Conrad’s warning and challenge for writers.
March 13, 2015
THE FIRST attempt failed.
The second was so successful it inspired a third.
I have now read The Dirty Dozen twice and referred to it numerous times.
The characters are interesting and challenging.
Nathanson’s writing inspires.
One of the training missions assigned the unclean twelve was to enter a nearby mansion and “borrow” several books of their choice without detection. A subsequent mission involved the return of those same tomes, again without detection by the mistress of the manor.
The mission was led by Napoleon White, the only member of the twelve who was Black (The Dirty Dozen dates back to 1965 and is set in 1944). Two of the books he chose were T. E. Lawrence’s Seven Pillars of Wisdom and the other is the subject of this blog. Even in 1896, the original title was inappropriate. In the United States, the novel was first published under the title The Children of the Sea: A Tale of the Forecastle (pronounced, “foaksul”). Still more controversy arose and finally, the offensive word was restored. White’s choices were the subject of some thought provoking dialog between him and his commanding officer, especially Conrad’s novella. After the last reading of Nathan’s masterpiece, we purchased both of the just mentioned titles.

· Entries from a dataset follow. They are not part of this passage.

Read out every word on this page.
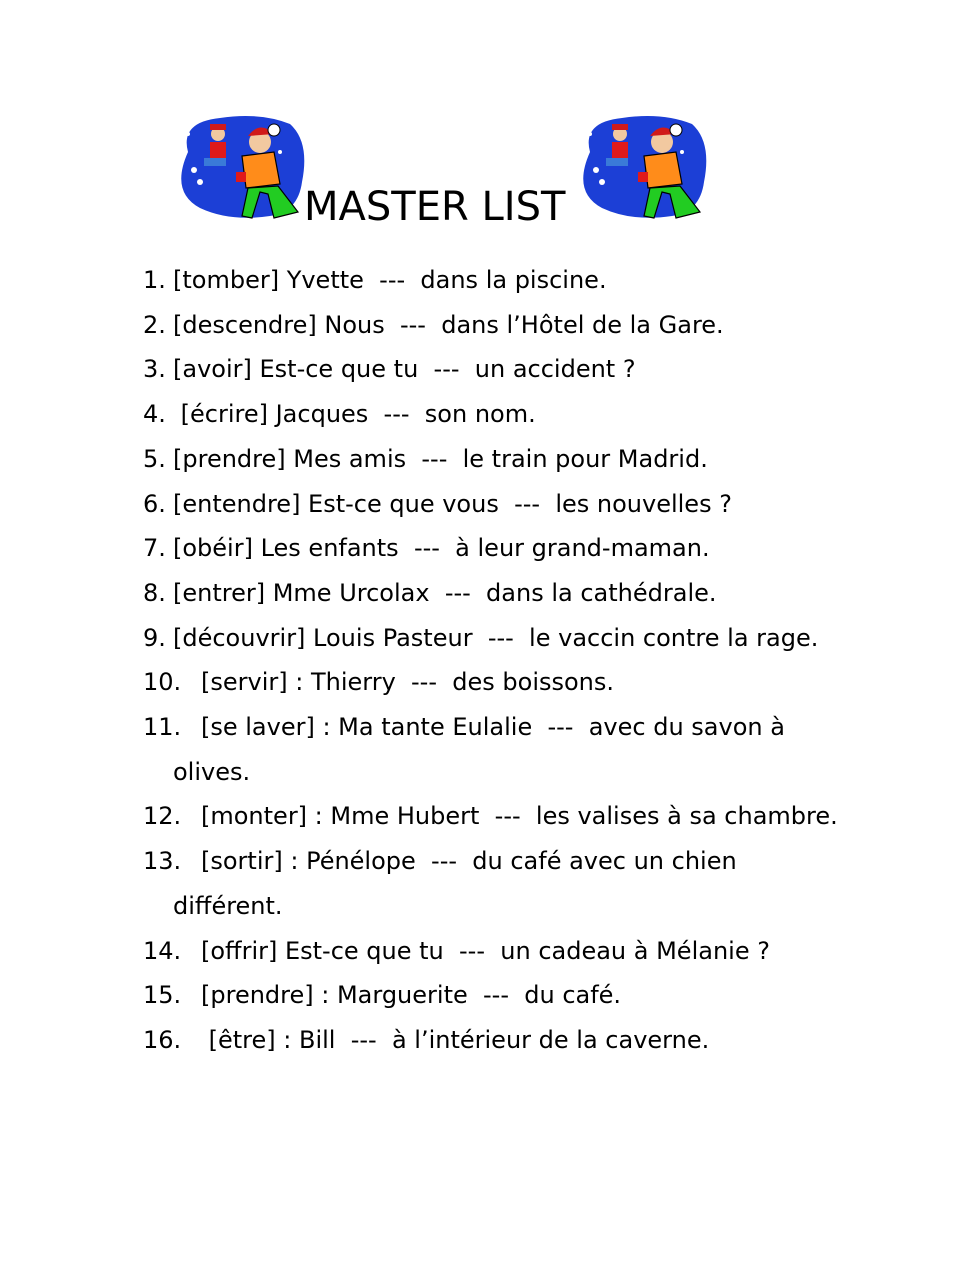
MASTER LIST
1. [tomber] Yvette  ---  dans la piscine.
2. [descendre] Nous  ---  dans l’Hôtel de la Gare.
3. [avoir] Est-ce que tu  ---  un accident ?
4. [écrire] Jacques  ---  son nom.
5. [prendre] Mes amis  ---  le train pour Madrid.
6. [entendre] Est-ce que vous  ---  les nouvelles ?
7. [obéir] Les enfants  ---  à leur grand-maman.
8. [entrer] Mme Urcolax  ---  dans la cathédrale.
9. [découvrir] Louis Pasteur  ---  le vaccin contre la rage.
10. [servir] : Thierry  ---  des boissons.
11. [se laver] : Ma tante Eulalie  ---  avec du savon à olives.
12. [monter] : Mme Hubert  ---  les valises à sa chambre.
13. [sortir] : Pénélope  ---  du café avec un chien différent.
14. [offrir] Est-ce que tu  ---  un cadeau à Mélanie ?
15. [prendre] : Marguerite  ---  du café.
16. [être] : Bill  ---  à l’intérieur de la caverne.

Joseph Conrad’s writing was given a renewed interest when his book, Heart of Darkness, inspired Francis Ford Coppola’s movie, Apocalypse Now. I read that book, too, after about the ninth viewing of the movie.
The Narcissus was a merchant marine sailing ship. The ship and its needs and its requirements of the crew become one of the central characters of Conrad’s story. The other main character, James Wait, is a member of the crew who makes as memorable an entrance as Harry Lime in The Third Man. The pivotal action around which much of the story revolves, and through which we learn much of the character traits of each member of the crew, is a major storm at sea.
The good shipping crew was in peril.
A subplot that provokes the crew is Mr. Wait’s illness.
The life of the protagonist is in peril.
Despite a collection of sentences that make Faulkner’s work look like Hemingway, Conrad dazzles readers with incredible similes, ingenious metaphors, and classic writing. This was a book I enjoyed reading at a pace of only a page or two a day. It is a book to savor the prose, inspire the wordsmith in you, and make you look twice at what the actions of humans have to say about their character and integrity.
Here are a few of my favorite excerpts of Joseph Conrad’s composition:y
“The little cabin was as hot as an oven. It contained an immensity of fear and pain; an atmosphere of shrieks and moans; prayers vociferated like blasphemies and whispered curses.”
“The stars burned steadily over the inclined mastheads. Trails of light lay on the water, broke before the advancing hull, and, after she had passed, trembled for a long time as if in awe of the murmuring sea.”
“He was one of those commanders who speak little, seem to hear nothing, look at no one—and know everything, hear every whisper, see every fleeting shadow of their ships’ life.”
“On all sides invisible men slept, breathing calmly. He seemed to draw courage and fury from the peace around him.”
“And suddenly all the simple words they knew seemed to be lost forever in the immensity of their vague and burning desire.”
“‘Ten days,’ he said, promptly, and returned at once to the regions of memory that know nothing of time.”
Conrad leaves authors of today with a warning and a challenge.
The warning: If you want your book to be read, be discriminating with the choice of a title.
A challenge can be found in the first line of the book’s preface (which critics say is among Conrad’s finest non-fiction writings): “A work that aspires, however humbly, to the condition of art should carry its justification in every line.”